Multiple Fibrations in Calabi-Yau Geometry and String Dualities
Lara B. Anderson, Xin Gao, James Gray, Seung-Joo Lee
TL;DR
The paper investigates Calabi–Yau n-folds with multiple fibrations and analyzes how distinct F-theory vacua, arising from different elliptic or genus-one descriptions of the same total space, can converge to the same M-theory limit upon circle reduction and Coulomb-branch flow. It develops explicit geometric and field-theoretic tools to relate 6D F-theory spectra, 5D M-/F-theory limits, and heterotic/F-theory dualities across 8D, 6D, and 4D, including cases with non-Abelian, Abelian, and superconformal sectors via Mordell-Weil groups and nested fibrations. The study provides detailed examples of multiply-fibered CY3s yielding networks of dual theories, checks anomaly cancellation, and demonstrates how higher rank Mordell-Weil groups generate rich Abelian sectors while preserving a common 5D limit.

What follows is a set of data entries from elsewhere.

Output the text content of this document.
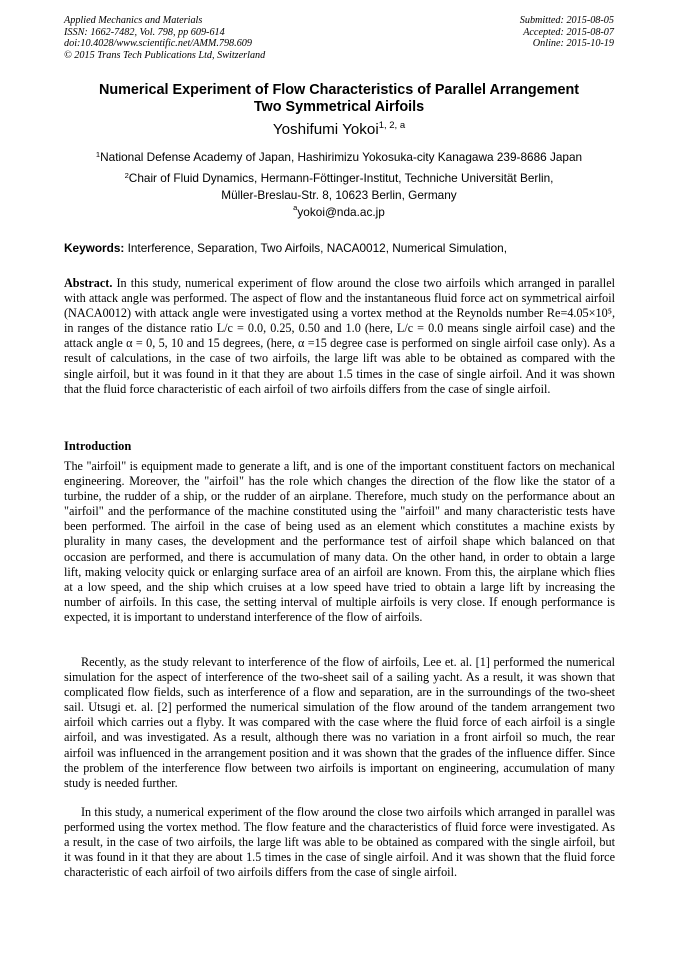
Applied Mechanics and Materials
ISSN: 1662-7482, Vol. 798, pp 609-614
doi:10.4028/www.scientific.net/AMM.798.609
© 2015 Trans Tech Publications Ltd, Switzerland
Submitted: 2015-08-05
Accepted: 2015-08-07
Online: 2015-10-19
Numerical Experiment of Flow Characteristics of Parallel Arrangement
Two Symmetrical Airfoils
Yoshifumi Yokoi$^{1, 2, a}$
$^1$National Defense Academy of Japan, Hashirimizu Yokosuka-city Kanagawa 239-8686 Japan
$^2$Chair of Fluid Dynamics, Hermann-Föttinger-Institut, Techniche Universität Berlin,
Müller-Breslau-Str. 8, 10623 Berlin, Germany
$^a$yokoi@nda.ac.jp
Keywords: Interference, Separation, Two Airfoils, NACA0012, Numerical Simulation,
Abstract. In this study, numerical experiment of flow around the close two airfoils which arranged in parallel with attack angle was performed. The aspect of flow and the instantaneous fluid force act on symmetrical airfoil (NACA0012) with attack angle were investigated using a vortex method at the Reynolds number Re=4.05×10⁵, in ranges of the distance ratio L/c = 0.0, 0.25, 0.50 and 1.0 (here, L/c = 0.0 means single airfoil case) and the attack angle α = 0, 5, 10 and 15 degrees, (here, α =15 degree case is performed on single airfoil case only). As a result of calculations, in the case of two airfoils, the large lift was able to be obtained as compared with the single airfoil, but it was found in it that they are about 1.5 times in the case of single airfoil. And it was shown that the fluid force characteristic of each airfoil of two airfoils differs from the case of single airfoil.
Introduction
The "airfoil" is equipment made to generate a lift, and is one of the important constituent factors on mechanical engineering. Moreover, the "airfoil" has the role which changes the direction of the flow like the stator of a turbine, the rudder of a ship, or the rudder of an airplane. Therefore, much study on the performance about an "airfoil" and the performance of the machine constituted using the "airfoil" and many characteristic tests have been performed. The airfoil in the case of being used as an element which constitutes a machine exists by plurality in many cases, the development and the performance test of airfoil shape which balanced on that occasion are performed, and there is accumulation of many data. On the other hand, in order to obtain a large lift, making velocity quick or enlarging surface area of an airfoil are known. From this, the airplane which flies at a low speed, and the ship which cruises at a low speed have tried to obtain a large lift by increasing the number of airfoils. In this case, the setting interval of multiple airfoils is very close. If enough performance is expected, it is important to understand interference of the flow of airfoils.
Recently, as the study relevant to interference of the flow of airfoils, Lee et. al. [1] performed the numerical simulation for the aspect of interference of the two-sheet sail of a sailing yacht. As a result, it was shown that complicated flow fields, such as interference of a flow and separation, are in the surroundings of the two-sheet sail. Utsugi et. al. [2] performed the numerical simulation of the flow around of the tandem arrangement two airfoil which carries out a flyby. It was compared with the case where the fluid force of each airfoil is a single airfoil, and was investigated. As a result, although there was no variation in a front airfoil so much, the rear airfoil was influenced in the arrangement position and it was shown that the grades of the influence differ. Since the problem of the interference flow between two airfoils is important on engineering, accumulation of many study is needed further.
In this study, a numerical experiment of the flow around the close two airfoils which arranged in parallel was performed using the vortex method. The flow feature and the characteristics of fluid force were investigated. As a result, in the case of two airfoils, the large lift was able to be obtained as compared with the single airfoil, but it was found in it that they are about 1.5 times in the case of single airfoil. And it was shown that the fluid force characteristic of each airfoil of two airfoils differs from the case of single airfoil.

It also extends these ideas to heterotic dualities, T-duality, and mirror symmetry, highlighting how nested and multiple fibrations encode dualities in lower dimensions and offering a framework to catalog dualities across CY datasets for future phenomenological and mathematical exploration.
Abstract
In this work we explore the physics associated to Calabi-Yau (CY) n-folds that can be described as a fibration in more than one way. Beginning with F-theory vacua in various dimensions, we consider limits/dualities with M-theory, type IIA, and heterotic string theories. Our results include many M-/F-theory correspondences in which distinct F-theory vacua - associated to different elliptic fibrations of the same CY n-fold - give rise to the same M-theory limit in one dimension lower. Examples include 5-dimensional correspondences between 6-dimensional theories with Abelian, non-Abelian and superconformal structure, as well as examples of higher rank Mordell-Weil geometries. In addition, in the context of heterotic/F-theory duality, we investigate the role played by multiple K3- and elliptic fibrations in known and novel string dualities in 8-, 6- and 4-dimensional theories. Here we systematically summarize nested fibration structures and comment on the roles they play in T-duality, mirror symmetry, and 4-dimensional compactifications of F-theory with G-flux. This investigation of duality structures is made possible by geometric tools developed in a companion paper [1].